また、ベタといえば、同じくマスクマンである「ボクッ子」の女の子。
こちらはオリジナルキャラクターです。
(いくら可愛い絵柄といっても、さすがに女子が永田子ちゃんだけの高専では、紙面が男くさすぎますものね。こういう中和剤がないと)
この子はマスクマンなのですが、素顔の山田恵と、マスクをかぶったサニー・レオパルドが同一人物だとわかっていないのが、天然の棚橋くん。
あだち充の『スローステップ』かよ!(しまった、筆者の年齢がバレてしまう)という、ベタなほんのーり恋愛テイストになっています。

そんな彼らの高校生活の中に時折入ってくるのが、プロレスのもつ魅力や醍醐味を表す言葉です。

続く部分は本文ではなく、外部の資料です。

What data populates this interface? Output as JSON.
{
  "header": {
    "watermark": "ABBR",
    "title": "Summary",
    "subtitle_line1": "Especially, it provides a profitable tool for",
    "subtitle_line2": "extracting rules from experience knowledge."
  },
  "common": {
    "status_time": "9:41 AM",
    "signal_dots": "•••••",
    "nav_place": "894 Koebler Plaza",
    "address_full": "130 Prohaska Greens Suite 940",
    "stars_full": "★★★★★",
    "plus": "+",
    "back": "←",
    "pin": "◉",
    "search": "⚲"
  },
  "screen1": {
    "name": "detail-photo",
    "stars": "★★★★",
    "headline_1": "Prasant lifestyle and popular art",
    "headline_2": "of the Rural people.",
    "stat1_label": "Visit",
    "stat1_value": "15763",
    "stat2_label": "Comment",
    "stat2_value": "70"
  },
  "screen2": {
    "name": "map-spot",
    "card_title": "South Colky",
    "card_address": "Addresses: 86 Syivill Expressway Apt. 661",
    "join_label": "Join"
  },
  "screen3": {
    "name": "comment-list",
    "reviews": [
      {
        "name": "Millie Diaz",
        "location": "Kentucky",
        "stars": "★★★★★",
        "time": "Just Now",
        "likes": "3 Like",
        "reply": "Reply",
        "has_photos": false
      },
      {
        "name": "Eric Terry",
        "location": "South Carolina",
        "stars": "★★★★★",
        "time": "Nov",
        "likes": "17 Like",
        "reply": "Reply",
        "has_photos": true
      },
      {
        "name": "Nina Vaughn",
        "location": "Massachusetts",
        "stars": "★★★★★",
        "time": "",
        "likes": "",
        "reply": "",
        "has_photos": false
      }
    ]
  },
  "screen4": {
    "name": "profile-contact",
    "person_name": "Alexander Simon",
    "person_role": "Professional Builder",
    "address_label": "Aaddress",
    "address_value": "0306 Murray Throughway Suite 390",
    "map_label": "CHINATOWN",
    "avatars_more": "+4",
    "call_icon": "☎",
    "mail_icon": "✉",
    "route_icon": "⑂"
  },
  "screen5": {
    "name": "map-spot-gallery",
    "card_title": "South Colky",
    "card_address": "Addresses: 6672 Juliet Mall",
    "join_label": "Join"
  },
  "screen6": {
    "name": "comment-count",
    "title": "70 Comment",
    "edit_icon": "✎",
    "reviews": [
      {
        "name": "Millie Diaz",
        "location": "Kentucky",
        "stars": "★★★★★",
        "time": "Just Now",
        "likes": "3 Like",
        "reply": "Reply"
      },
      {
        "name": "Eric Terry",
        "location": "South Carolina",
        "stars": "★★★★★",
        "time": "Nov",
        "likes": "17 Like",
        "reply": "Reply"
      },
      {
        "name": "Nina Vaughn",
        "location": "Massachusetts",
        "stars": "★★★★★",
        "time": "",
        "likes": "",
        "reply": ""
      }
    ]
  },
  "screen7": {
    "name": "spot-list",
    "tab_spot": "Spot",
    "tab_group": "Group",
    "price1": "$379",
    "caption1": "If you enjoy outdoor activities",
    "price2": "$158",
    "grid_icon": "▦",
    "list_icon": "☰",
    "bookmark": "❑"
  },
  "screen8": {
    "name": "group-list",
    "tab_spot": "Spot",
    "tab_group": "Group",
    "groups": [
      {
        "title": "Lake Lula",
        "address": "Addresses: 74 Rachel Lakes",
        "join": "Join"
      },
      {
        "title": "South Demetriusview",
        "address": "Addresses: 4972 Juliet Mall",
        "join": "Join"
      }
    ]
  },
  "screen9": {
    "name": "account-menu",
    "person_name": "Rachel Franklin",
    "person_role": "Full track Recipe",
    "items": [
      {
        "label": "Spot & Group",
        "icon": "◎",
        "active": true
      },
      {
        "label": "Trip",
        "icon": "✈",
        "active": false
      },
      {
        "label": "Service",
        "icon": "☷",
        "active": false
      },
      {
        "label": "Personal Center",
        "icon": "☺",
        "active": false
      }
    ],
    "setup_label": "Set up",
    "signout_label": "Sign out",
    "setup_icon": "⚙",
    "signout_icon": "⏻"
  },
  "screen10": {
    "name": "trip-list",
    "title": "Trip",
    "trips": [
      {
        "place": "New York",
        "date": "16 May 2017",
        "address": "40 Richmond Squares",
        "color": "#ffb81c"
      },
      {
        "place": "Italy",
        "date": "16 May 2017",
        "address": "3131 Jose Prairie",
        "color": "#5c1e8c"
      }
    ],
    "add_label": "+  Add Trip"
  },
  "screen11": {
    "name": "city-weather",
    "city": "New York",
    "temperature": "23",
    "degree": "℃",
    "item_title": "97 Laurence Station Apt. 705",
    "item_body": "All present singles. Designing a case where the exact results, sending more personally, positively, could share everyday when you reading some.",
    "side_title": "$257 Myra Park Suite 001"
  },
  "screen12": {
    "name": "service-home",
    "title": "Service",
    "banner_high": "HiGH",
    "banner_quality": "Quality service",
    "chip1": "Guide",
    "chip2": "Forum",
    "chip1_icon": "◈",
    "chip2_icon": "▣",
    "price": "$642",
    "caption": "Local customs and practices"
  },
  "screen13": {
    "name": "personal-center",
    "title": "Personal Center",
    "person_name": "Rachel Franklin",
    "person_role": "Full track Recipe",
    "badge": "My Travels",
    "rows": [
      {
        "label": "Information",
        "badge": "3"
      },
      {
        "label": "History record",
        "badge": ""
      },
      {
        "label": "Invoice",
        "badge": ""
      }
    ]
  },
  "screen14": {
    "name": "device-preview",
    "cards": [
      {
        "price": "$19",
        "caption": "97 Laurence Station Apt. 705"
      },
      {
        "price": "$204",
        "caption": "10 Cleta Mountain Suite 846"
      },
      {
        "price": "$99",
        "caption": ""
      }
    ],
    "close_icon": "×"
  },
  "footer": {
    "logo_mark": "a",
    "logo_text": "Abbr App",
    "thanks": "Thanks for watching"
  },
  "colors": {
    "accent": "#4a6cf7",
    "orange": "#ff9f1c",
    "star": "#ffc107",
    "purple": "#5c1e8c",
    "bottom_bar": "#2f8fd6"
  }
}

「技と力でみんなに元気を与える!それがプロレスラーでしょ!?悪役になる必要ないじゃん!?」
という棚橋くんの言葉に対して、悪役(ヒール)学科の中邑くんの答えは、こうでした。
「いいんだよ、このままで。敵同士の方が本気で潰し合えるからだよ!!」
(本物の中邑選手だったら「イヤァオ!」と答えるかもしれませんけど)

棚橋くんとオカダくんの試合を見ている中邑くんの言葉も、プロレスとは何かを読者に教えてくれるものとなっています。
「開始一分、腕ひしぎで極められるチャンスがあったとしよう。それで勝ったとして客は満足するだろうか?しないな。つまり観客を楽しませて初めてプロレスラーは勝つことを許されるんだ。そのために華麗な技で観客を惹きつけ、自らの覚悟を晒して説得する。『俺の勝つところが見たいだろ?』『オレは勝者になる価値のある男だろ?』ってな」

もちろん、これらはプロレスファンならばよくわかっていることなわけですが、プロレスの魅力や醍醐味を一般の方に広めるという意味では、マンガというのは非常に有意義なジャンルだなと思いました。
そしてまたこれらは、ファンに改めてプロレスの魅力や醍醐味を再確認させる言葉でもありますね。

さて、後半では、身体を鍛えすぎて大脳新皮質までが筋肉になってしまったオカダくんや、飛び級で入ってきた飯伏くんも登場します。
彼らがどんな学生生活を送っていくのか……。
新日本プロレス高専に自分も入学したつもりで、続きも楽しみたいと思います。